NEW YORK (Reuters) - Investors are bracing for more turbulence in U.S. stocks, as some states prepare to reopen their economies and global trade tensions rise.
The Cboe Volatility Index .VIX, known as Wall Street's fear gauge, posted its biggest weekly gain in about two months, reflecting the S&P 500 index's .SPX 2.6% slide from its April 29 high. VIX futures have jumped as well, with investors pricing elevated risk into June contracts.
Whether recent losses in stocks resulted from profit taking after April’s swift rally or were the start of a prolonged decline may become more apparent in weeks to come, investors said.
Many are watching progress of U.S. states trying to reopen their economies without fueling a resurgence in coronavirus cases. Parts of New York, Virginia and Maryland moved toward lifting lockdowns on Friday, and Connecticut and Minnesota are set to ease restrictions in the coming week.
“We don’t know what the new normal will be,” said Alessio de Longis, portfolio manager at Invesco. “The managing of expectations will lead to some false steps along the way.”
For now, a pile-up of worrying domestic and international news prompted investors to pull back on equities after the S&P 500 in April notched its best monthly gain in decades.
U.S. President Donald Trump has ratcheted up rhetoric on China, floating the possibility of cutting ties with the world’s second-largest economy. The White House on Friday moved to block shipments of semiconductors to Huawei Technologies Co Ltd [HWT.UL] from global chipmakers, which could put pressure on a global economy already suffering its deepest contraction in decades.
Hopes for a speedy return to normal took another hit when California’s state university system canceled classes for the fall semester because of the coronavirus and Los Angeles County said its stay-at-home order was likely to be extended by three months.
“What we’re seeing now is the wash of realism coming over the market,” said Shannon Saccocia, chief investment officer at Boston Private.
The VIX on Monday touched its lowest level since late February before reversing course as expectations for market volatility grew later in the week.
Concerns over economic reopening are reflected in the VIX futures curve, which shows investors betting volatility will be elevated in coming weeks, rather than later in the summer, said Christopher Murphy, co-head of derivatives strategy at Susquehanna Financial Group.
The curve has fluctuated in shape over the past week.

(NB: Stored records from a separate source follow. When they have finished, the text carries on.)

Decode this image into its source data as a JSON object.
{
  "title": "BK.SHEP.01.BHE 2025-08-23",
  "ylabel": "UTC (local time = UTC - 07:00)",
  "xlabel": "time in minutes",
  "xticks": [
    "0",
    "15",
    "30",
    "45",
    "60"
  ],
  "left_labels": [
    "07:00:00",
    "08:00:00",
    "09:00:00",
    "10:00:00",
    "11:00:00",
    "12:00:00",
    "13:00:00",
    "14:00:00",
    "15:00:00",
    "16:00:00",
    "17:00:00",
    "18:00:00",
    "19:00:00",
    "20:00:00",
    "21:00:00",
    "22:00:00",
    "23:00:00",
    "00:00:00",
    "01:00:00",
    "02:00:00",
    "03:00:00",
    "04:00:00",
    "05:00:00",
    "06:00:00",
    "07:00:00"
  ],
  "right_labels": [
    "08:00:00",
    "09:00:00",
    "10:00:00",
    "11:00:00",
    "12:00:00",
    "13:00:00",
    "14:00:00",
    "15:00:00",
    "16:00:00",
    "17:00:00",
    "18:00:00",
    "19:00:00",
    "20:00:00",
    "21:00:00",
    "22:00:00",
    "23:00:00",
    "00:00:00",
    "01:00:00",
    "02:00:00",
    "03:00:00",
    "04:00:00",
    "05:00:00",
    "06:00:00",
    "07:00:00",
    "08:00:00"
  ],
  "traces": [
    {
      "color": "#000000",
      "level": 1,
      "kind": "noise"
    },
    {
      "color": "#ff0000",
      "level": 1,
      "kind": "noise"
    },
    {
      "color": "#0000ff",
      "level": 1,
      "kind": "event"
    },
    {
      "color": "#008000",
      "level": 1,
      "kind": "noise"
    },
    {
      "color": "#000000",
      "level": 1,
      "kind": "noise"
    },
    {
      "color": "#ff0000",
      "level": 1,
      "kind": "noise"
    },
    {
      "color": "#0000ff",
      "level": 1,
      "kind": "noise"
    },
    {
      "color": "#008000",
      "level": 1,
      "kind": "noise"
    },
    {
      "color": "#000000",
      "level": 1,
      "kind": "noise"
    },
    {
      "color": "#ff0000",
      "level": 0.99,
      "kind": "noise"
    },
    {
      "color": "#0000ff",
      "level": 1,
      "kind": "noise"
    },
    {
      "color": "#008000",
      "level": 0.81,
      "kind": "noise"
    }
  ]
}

On Tuesday, front-month VIX futures VXc1 traded at higher prices than futures expiring in subsequent months, reflecting heightened concern over near-term conditions. While that is no longer the case for now, VIX futures are broadly pricing in higher volatility than they were a week ago.
Several investors are positioning for further turbulence by shunning value sectors such as energy and financials in favor of technology and healthcare, two areas that have held up relatively well during recent market turmoil.
Andrew Graham, managing partner at Jackson Square Capital in San Francisco, has focused on stocks he believes can maintain high dividend yields, especially within the pharmaceutical industry. His firm owns shares of Bristol-Myers Squibb Co BMY.N, AbbVie Inc ABBV.N and Merck & Co Inc MRK.N.
Investors will also watch the U.S. Treasury Department’s first auction for its 20-year bond on Wednesday. Treasury plans to borrow a record amount of nearly $3 trillion this quarter.
Some investors said they were likely to keep equities at a slight underweight in their portfolios given the likelihood of further declines.
Dave Lafferty, chief market strategist at Natixis Investment Managers, believes the recent stock rally did not factor in the likelihood of businesses operating below their usual capacity even if states reopened their economies.
“Yes, there’s going to be a strong growth rate from the bottom, but the place we’re getting back to is going to be subpar for a while,” Lafferty said. “Are stocks priced for subpar growth? I think they aren’t.”